Home Health & Hospice Week

Education:

School Patients On Your Infection Control Processes

Plus: Remind them home care can keep them out of the hospital, nursing home.

Missed visits are creating a LUPA crisis, and your most crucial tool to battle them is education.

Many patients are refusing visits under COVID-19. “I have clients that have had large numbers of patients tell them they want to suspend services until the pandemic passes,” relates attorney Robert Markette Jr. with Hall Render.

You may be able to bring patients around by explaining to them all the careful measures you and your staff are taking. “Have management reassure the patients on the infection control steps you have put into place,” suggests consultant J’non Griffin, owner of Home Health Solutions in Carbon Hill, Alabama.

Inform patients of your efforts. “This may include requiring staff to check their temperature before reporting for work and not allowing staff to report to work with a temperature; requiring staff who exhibit any symptoms of COVID-19 to call into work sick; issuing masks to staff; and other practices,” Markette says.

Try to explain to patients, “you are more safe when encountering a home health clinician in your home than you are in any other circumstance,” suggests consultant Pam Warmack with Clinic Connections in Ruston, Louisiana. “The clinician’s strict compliance to infection control principles and use of PPE should offer a sense of security to patients.”

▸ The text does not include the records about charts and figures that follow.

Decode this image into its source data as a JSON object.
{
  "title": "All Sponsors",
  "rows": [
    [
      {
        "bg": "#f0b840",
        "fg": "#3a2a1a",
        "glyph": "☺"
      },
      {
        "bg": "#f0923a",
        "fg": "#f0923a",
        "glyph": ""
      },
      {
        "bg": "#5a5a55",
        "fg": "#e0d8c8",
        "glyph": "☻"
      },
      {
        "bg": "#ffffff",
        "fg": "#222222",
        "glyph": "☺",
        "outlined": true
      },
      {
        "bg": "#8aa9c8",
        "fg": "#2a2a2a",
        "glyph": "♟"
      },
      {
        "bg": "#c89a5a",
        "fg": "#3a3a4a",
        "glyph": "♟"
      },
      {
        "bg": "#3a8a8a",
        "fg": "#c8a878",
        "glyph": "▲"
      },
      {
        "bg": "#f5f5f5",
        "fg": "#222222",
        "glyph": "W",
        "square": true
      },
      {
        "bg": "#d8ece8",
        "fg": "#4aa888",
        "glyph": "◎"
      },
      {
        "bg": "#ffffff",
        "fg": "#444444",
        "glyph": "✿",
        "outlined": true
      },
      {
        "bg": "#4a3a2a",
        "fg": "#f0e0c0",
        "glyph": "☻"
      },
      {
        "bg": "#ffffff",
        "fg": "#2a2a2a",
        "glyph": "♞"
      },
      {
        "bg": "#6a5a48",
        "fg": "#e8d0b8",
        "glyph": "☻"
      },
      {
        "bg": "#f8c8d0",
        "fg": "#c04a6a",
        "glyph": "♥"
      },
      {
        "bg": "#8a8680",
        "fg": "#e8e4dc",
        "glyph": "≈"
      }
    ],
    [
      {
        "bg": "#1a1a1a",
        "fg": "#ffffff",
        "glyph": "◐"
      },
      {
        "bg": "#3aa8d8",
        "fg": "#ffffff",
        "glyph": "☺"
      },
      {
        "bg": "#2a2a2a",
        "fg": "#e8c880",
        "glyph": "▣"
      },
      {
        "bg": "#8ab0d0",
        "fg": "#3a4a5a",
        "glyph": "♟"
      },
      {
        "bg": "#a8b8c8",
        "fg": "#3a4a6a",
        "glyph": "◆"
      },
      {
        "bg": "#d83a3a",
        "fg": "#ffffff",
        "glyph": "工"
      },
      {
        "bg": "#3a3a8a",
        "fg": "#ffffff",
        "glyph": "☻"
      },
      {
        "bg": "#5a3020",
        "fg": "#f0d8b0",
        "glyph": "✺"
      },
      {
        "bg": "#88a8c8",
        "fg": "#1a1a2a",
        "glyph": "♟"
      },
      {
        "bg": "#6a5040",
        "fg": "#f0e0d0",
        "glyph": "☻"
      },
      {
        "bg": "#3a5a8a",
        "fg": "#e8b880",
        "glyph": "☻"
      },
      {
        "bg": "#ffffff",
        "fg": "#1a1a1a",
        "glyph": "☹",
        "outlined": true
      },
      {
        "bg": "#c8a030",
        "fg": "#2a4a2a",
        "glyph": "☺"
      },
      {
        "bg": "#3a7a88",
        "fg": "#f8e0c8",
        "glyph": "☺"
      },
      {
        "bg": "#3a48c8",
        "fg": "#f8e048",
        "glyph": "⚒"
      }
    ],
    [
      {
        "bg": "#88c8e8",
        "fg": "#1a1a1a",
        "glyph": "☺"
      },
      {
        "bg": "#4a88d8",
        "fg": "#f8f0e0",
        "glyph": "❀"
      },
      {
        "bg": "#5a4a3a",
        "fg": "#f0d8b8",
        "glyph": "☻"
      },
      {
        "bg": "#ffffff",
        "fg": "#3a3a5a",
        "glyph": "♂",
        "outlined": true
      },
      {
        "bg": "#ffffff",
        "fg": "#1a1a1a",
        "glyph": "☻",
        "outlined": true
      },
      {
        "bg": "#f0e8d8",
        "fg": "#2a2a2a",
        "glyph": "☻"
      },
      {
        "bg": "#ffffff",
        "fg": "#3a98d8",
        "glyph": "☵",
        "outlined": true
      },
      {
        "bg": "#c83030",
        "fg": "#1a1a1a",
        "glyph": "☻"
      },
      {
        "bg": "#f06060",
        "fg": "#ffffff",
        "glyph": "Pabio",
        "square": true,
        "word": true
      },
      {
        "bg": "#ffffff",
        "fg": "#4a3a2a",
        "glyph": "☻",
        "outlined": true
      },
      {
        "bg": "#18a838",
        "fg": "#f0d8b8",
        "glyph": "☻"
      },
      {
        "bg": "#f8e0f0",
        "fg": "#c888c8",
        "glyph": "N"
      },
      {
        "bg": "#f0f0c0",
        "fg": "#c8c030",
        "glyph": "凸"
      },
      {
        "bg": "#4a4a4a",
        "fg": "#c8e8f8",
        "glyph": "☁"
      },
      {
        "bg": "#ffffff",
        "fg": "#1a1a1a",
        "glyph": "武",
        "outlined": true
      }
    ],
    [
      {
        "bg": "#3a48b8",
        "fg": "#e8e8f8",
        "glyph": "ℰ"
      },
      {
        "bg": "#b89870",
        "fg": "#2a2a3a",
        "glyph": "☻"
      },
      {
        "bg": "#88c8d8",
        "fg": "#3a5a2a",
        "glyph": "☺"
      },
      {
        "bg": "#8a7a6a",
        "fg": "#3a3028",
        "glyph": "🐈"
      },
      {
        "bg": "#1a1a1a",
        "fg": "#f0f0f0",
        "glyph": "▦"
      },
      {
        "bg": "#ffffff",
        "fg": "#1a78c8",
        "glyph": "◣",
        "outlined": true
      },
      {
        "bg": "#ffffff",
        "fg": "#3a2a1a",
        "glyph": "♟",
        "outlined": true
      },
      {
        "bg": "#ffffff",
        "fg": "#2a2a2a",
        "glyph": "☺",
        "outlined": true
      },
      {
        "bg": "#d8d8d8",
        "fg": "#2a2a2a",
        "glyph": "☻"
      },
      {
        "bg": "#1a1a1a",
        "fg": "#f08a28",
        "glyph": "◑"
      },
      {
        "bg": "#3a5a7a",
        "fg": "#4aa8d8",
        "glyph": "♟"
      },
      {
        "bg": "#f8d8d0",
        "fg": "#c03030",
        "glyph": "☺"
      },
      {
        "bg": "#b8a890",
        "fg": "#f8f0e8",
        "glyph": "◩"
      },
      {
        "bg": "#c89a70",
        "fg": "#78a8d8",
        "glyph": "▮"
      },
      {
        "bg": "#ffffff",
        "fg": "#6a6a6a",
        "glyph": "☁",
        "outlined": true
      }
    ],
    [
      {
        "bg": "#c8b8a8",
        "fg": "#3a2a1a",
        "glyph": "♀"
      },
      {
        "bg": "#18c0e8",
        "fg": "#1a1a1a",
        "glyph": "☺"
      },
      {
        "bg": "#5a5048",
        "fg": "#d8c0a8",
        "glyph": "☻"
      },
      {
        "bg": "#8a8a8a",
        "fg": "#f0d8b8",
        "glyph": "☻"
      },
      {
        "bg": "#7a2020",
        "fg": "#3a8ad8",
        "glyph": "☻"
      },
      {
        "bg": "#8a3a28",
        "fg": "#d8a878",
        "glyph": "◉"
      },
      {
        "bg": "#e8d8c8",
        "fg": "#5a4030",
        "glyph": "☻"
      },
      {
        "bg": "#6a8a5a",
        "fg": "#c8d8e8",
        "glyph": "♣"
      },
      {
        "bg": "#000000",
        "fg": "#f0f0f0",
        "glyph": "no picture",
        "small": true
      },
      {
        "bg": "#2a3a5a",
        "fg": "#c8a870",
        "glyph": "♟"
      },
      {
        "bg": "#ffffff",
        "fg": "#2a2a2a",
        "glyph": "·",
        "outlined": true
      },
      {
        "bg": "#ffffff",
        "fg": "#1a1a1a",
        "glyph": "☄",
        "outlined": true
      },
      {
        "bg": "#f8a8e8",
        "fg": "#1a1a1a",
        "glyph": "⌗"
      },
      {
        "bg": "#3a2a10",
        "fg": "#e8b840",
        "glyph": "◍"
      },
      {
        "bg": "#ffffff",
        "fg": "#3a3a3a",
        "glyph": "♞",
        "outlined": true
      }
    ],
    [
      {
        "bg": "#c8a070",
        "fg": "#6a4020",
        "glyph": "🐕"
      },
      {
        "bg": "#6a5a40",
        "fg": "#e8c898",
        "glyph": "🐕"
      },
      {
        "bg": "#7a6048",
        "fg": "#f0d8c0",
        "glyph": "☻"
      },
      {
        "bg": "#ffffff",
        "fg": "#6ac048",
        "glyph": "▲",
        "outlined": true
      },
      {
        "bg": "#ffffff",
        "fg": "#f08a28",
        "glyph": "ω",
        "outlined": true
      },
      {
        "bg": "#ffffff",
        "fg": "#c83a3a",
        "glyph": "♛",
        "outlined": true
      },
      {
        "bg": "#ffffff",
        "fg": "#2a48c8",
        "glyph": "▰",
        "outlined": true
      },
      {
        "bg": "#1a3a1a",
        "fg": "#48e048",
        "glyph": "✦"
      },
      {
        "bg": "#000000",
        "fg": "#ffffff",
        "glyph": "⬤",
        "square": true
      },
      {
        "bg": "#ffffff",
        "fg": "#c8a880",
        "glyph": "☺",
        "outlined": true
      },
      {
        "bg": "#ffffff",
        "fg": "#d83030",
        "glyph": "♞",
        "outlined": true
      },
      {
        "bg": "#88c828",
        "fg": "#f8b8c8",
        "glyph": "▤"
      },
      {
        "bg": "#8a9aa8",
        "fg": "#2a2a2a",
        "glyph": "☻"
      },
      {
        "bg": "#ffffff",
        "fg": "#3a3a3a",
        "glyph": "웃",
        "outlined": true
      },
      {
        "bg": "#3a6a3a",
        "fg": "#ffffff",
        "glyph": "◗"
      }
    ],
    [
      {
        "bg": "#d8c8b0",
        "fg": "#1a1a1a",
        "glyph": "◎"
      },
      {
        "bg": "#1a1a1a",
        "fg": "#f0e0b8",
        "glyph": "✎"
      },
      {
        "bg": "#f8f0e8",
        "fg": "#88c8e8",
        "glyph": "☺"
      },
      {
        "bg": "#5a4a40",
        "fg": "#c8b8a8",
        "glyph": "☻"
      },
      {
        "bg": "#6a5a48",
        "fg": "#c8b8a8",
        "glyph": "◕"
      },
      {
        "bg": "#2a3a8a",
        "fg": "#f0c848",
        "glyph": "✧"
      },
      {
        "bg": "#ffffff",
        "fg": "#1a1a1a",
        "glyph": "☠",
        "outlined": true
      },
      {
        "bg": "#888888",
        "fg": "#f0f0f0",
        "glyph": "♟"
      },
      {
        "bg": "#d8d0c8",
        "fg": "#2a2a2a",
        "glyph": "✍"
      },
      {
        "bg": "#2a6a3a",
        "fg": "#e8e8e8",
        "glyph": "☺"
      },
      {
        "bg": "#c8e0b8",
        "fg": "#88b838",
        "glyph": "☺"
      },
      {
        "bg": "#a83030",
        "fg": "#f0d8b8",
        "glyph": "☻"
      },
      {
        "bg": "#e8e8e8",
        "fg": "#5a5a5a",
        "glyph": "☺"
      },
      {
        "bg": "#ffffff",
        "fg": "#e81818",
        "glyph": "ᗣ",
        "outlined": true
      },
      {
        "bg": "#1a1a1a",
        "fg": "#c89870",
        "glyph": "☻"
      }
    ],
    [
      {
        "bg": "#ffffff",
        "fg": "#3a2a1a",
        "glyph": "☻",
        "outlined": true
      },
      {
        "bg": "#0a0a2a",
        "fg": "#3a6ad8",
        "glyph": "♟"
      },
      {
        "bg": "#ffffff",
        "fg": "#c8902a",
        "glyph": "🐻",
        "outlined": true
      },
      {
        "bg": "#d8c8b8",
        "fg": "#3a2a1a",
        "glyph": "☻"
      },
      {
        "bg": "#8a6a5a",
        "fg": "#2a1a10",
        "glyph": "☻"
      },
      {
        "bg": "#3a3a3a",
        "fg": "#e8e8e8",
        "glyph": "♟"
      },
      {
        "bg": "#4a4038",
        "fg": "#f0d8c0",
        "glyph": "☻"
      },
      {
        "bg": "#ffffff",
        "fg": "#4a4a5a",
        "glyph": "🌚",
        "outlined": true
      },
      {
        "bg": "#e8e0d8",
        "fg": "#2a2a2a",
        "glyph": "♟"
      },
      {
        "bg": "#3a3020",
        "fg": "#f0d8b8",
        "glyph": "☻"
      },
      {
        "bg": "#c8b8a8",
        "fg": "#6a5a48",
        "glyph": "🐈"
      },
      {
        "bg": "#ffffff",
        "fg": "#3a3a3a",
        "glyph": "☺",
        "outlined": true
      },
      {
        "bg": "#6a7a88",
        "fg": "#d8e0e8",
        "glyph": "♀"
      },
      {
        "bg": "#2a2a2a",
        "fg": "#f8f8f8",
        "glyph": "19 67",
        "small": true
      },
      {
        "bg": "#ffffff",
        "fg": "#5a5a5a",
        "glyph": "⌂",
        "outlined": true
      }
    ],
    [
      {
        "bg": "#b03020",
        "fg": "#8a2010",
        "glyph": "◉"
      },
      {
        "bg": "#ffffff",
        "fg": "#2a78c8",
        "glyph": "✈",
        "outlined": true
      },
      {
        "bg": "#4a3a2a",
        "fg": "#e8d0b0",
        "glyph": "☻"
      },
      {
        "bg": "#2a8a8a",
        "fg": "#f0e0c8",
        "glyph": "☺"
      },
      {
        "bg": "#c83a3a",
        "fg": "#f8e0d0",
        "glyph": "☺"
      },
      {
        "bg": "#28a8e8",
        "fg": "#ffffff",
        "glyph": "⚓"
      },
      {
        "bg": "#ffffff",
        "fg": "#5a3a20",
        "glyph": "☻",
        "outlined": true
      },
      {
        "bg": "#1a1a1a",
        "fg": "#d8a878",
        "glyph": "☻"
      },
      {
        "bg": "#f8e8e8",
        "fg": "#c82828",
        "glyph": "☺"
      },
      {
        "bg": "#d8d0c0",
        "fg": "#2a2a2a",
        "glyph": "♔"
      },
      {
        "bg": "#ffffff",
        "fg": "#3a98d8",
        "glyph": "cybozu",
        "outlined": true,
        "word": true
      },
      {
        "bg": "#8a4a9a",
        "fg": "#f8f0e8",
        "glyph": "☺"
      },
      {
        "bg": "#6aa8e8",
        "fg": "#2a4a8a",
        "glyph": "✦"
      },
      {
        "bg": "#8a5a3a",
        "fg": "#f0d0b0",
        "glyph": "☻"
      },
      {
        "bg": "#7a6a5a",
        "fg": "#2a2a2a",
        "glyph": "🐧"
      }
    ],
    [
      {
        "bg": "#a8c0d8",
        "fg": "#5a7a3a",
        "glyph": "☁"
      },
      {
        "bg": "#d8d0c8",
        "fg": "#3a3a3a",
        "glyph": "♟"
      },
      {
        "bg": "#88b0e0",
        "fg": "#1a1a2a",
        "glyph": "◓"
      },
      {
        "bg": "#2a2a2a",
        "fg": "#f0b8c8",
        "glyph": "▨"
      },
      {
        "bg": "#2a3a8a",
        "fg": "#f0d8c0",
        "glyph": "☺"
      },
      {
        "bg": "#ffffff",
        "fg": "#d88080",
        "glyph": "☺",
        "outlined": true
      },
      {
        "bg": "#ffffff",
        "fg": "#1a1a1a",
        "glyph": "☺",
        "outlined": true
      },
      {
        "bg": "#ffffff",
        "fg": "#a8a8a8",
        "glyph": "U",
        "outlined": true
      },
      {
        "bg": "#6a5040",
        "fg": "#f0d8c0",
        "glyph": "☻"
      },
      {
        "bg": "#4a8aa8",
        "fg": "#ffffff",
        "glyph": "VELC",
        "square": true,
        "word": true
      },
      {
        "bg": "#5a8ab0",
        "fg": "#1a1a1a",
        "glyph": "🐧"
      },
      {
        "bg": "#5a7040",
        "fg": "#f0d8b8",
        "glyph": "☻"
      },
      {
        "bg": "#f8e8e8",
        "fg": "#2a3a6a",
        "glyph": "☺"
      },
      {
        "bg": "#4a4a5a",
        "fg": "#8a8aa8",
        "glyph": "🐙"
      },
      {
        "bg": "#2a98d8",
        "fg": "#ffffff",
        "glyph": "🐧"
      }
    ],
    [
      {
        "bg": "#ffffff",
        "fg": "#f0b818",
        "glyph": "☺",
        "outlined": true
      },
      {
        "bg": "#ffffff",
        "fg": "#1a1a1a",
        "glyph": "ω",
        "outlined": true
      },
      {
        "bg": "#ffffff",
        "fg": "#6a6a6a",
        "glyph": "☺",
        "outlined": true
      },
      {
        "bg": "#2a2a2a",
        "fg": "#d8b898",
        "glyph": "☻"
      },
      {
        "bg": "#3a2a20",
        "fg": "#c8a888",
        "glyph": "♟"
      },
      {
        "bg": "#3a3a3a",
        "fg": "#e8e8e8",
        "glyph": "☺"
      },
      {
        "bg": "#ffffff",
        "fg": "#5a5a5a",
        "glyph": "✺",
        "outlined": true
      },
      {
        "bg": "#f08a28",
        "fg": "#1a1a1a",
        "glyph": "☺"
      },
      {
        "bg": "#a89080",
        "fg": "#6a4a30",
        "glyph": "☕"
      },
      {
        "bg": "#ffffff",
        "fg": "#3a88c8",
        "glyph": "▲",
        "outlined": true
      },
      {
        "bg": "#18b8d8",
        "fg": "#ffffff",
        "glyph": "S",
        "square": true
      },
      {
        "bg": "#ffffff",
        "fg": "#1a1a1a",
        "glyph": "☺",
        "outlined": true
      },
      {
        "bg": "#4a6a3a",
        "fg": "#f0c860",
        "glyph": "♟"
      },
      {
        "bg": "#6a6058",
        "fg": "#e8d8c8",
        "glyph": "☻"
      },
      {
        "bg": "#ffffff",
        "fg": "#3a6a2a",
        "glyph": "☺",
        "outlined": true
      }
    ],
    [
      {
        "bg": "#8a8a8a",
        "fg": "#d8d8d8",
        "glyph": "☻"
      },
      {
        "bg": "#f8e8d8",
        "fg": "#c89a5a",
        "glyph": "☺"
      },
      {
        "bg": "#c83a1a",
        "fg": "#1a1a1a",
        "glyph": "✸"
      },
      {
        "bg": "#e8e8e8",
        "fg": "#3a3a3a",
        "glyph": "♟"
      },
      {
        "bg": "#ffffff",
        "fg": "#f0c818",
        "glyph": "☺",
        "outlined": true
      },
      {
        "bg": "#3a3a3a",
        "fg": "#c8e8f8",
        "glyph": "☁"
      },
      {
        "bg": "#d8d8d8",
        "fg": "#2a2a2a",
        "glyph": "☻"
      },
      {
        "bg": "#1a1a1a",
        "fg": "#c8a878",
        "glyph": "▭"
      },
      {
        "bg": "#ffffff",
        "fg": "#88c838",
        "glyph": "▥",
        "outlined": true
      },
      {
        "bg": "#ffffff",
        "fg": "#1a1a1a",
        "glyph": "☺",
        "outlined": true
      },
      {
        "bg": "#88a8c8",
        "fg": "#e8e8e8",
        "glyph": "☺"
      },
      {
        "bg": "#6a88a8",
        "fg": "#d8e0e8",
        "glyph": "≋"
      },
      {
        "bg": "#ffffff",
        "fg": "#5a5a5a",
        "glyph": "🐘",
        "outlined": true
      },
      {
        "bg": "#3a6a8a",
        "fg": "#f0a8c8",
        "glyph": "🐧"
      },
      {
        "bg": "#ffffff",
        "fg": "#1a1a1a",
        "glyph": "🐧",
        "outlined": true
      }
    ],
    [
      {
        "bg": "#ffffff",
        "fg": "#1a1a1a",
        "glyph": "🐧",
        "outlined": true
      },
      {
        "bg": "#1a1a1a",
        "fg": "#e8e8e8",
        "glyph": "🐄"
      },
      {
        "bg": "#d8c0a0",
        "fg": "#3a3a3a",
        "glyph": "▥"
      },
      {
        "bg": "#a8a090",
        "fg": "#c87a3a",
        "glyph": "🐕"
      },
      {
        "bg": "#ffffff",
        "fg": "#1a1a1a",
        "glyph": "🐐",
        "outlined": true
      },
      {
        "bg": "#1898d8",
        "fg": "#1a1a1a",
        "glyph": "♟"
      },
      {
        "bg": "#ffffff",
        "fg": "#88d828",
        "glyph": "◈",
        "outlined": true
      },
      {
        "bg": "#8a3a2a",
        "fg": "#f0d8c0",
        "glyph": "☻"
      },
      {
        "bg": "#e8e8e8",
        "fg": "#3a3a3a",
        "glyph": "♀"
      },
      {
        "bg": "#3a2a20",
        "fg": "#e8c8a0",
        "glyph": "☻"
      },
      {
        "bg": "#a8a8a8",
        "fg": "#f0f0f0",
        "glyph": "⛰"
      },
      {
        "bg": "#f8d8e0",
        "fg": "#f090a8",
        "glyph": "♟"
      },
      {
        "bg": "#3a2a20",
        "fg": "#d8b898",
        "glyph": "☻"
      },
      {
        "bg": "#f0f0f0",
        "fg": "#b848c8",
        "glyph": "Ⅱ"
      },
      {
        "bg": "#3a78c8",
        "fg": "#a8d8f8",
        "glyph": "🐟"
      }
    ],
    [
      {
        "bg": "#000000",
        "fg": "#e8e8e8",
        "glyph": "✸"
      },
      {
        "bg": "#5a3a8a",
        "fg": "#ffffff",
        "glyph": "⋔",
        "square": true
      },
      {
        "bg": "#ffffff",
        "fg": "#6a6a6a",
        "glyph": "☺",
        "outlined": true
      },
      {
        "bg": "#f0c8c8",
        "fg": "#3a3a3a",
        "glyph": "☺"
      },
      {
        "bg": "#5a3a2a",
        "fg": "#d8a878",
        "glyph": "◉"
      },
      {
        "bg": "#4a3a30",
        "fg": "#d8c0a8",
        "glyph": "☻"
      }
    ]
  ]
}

You can also point out to patients that a missed home health visit now may put them on track for an ER, hospital, or nursing home stay later, says Cindy Krafft with Kornetti & Krafft Health Care Solutions. Explain “how home care can help keep them out of the hospital or nursing home where infection risks can be much higher,” she urges.

Tell patients how you are using telehealth visits to limit exposure as much as possible, and how you’ll keep in touch with them between in-person visits. “Make daily phone calls to patients to ensure their safety and wellbeing,” Warmack advises. “Keeping patients in the loop and continually aware of what is happening with their home care episode should be helpful when patients begin to allow visits to resume.”

Plus: “We also found that asking nurses with whom the patients had an established relationship was more effective than having an office nurse make all the calls,” Warmack relates.

Don’t forget staff: If staff shortages are the reason you can’t make visits, make sure you are educating them as well. “They need to be reminded how diseases like COVID-19 spread and how following the HHA’s infection control policies will help to prevent that,” Markette recommends. “They may need to be trained on use of PPE and reminded of the importance of hand washing, sanitizer use, barriers, etc.,” he adds.

Bonus: Such training “provides two benefits,” Markette highlights. It will “put staff at ease so that they will be more inclined to perform home health visits and [will] better prepare for infection control-focused surveys.”